MRI Scanning: A gadolinium-enhanced MRI scan may be indicated where there is suspicion of a benign or malignant tumor occupying the frontal sinus. In patients with a renal transplant, the contrast agent may be contraindicated. Likewise, an MRI will not be possible in patients with magnetic foreign bodies or severe claustrophobia. In the vast majority of cases, the MRI scan will be able to distinguish the presence of purulent exudate, mucus, or tumor.
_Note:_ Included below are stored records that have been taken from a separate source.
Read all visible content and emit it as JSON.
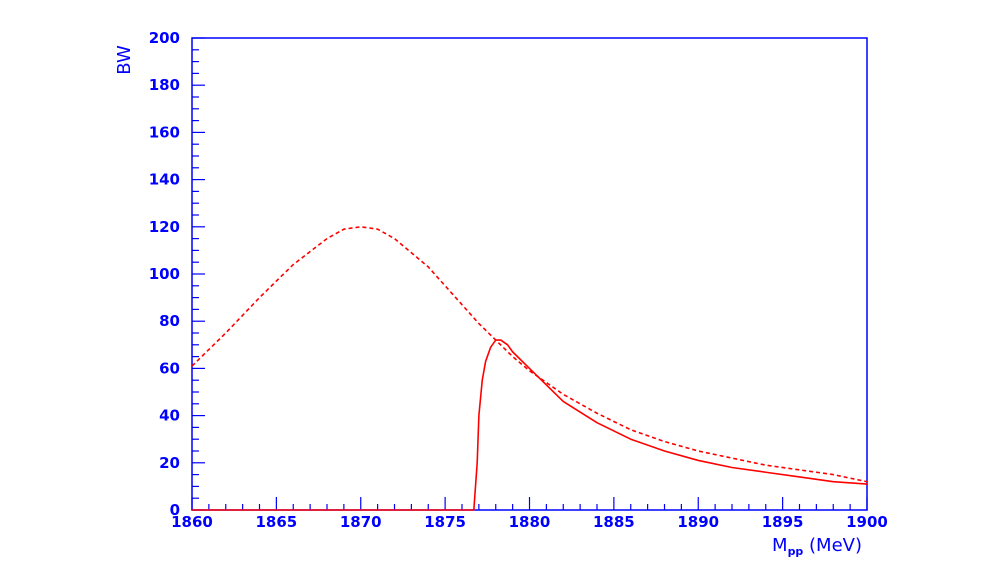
{
  "colors": {
    "axis": "#0000ff",
    "curve": "#ff0000",
    "background": "#ffffff"
  },
  "axes": {
    "x_title_main": "M",
    "x_title_sub": "pp",
    "x_title_unit": " (MeV)",
    "y_title": "BW"
  },
  "chart_data": {
    "type": "line",
    "title": "",
    "xlabel": "M_pp (MeV)",
    "ylabel": "BW",
    "xlim": [
      1860,
      1900
    ],
    "ylim": [
      0,
      200
    ],
    "x_ticks": [
      1860,
      1865,
      1870,
      1875,
      1880,
      1885,
      1890,
      1895,
      1900
    ],
    "x_tick_labels": [
      "1860",
      "1865",
      "1870",
      "1875",
      "1880",
      "1885",
      "1890",
      "1895",
      "1900"
    ],
    "y_ticks": [
      0,
      20,
      40,
      60,
      80,
      100,
      120,
      140,
      160,
      180,
      200
    ],
    "y_tick_labels": [
      "0",
      "20",
      "40",
      "60",
      "80",
      "100",
      "120",
      "140",
      "160",
      "180",
      "200"
    ],
    "grid": false,
    "legend": "none",
    "series": [
      {
        "style": "dashed",
        "color": "#ff0000",
        "x": [
          1860,
          1862,
          1864,
          1866,
          1868,
          1869,
          1870,
          1871,
          1872,
          1874,
          1876,
          1877,
          1878,
          1879,
          1880,
          1882,
          1884,
          1886,
          1888,
          1890,
          1892,
          1894,
          1896,
          1898,
          1900
        ],
        "y": [
          61,
          75,
          90,
          104,
          115,
          119,
          120,
          119,
          115,
          103,
          87,
          79,
          72,
          65,
          59,
          49,
          41,
          34,
          29,
          25,
          22,
          19,
          17,
          15,
          12
        ]
      },
      {
        "style": "solid",
        "color": "#ff0000",
        "x": [
          1860,
          1865,
          1870,
          1875,
          1876.7,
          1876.9,
          1877.0,
          1877.2,
          1877.4,
          1877.7,
          1878.0,
          1878.3,
          1878.7,
          1879,
          1880,
          1881,
          1882,
          1884,
          1886,
          1888,
          1890,
          1892,
          1894,
          1896,
          1898,
          1900
        ],
        "y": [
          0,
          0,
          0,
          0,
          0,
          20,
          40,
          55,
          63,
          69,
          72,
          72,
          70,
          67,
          60,
          53,
          46,
          37,
          30,
          25,
          21,
          18,
          16,
          14,
          12,
          11
        ]
      }
    ]
  }
}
If both fluid and tumor are present within the frontal sinus, it is preferable to place the frontal trephine in an area where seeding of the tumor will not occur (i.e., into the fluid-filled part of the sinus rather than that occupied by tumor).
Blood Tests: Although not routinely required, in some cases, a coagulation screen may be desirable. In severely ill patients, a complete blood count and full electrolyte and glucose measurements will usually have been obtained by the medical team.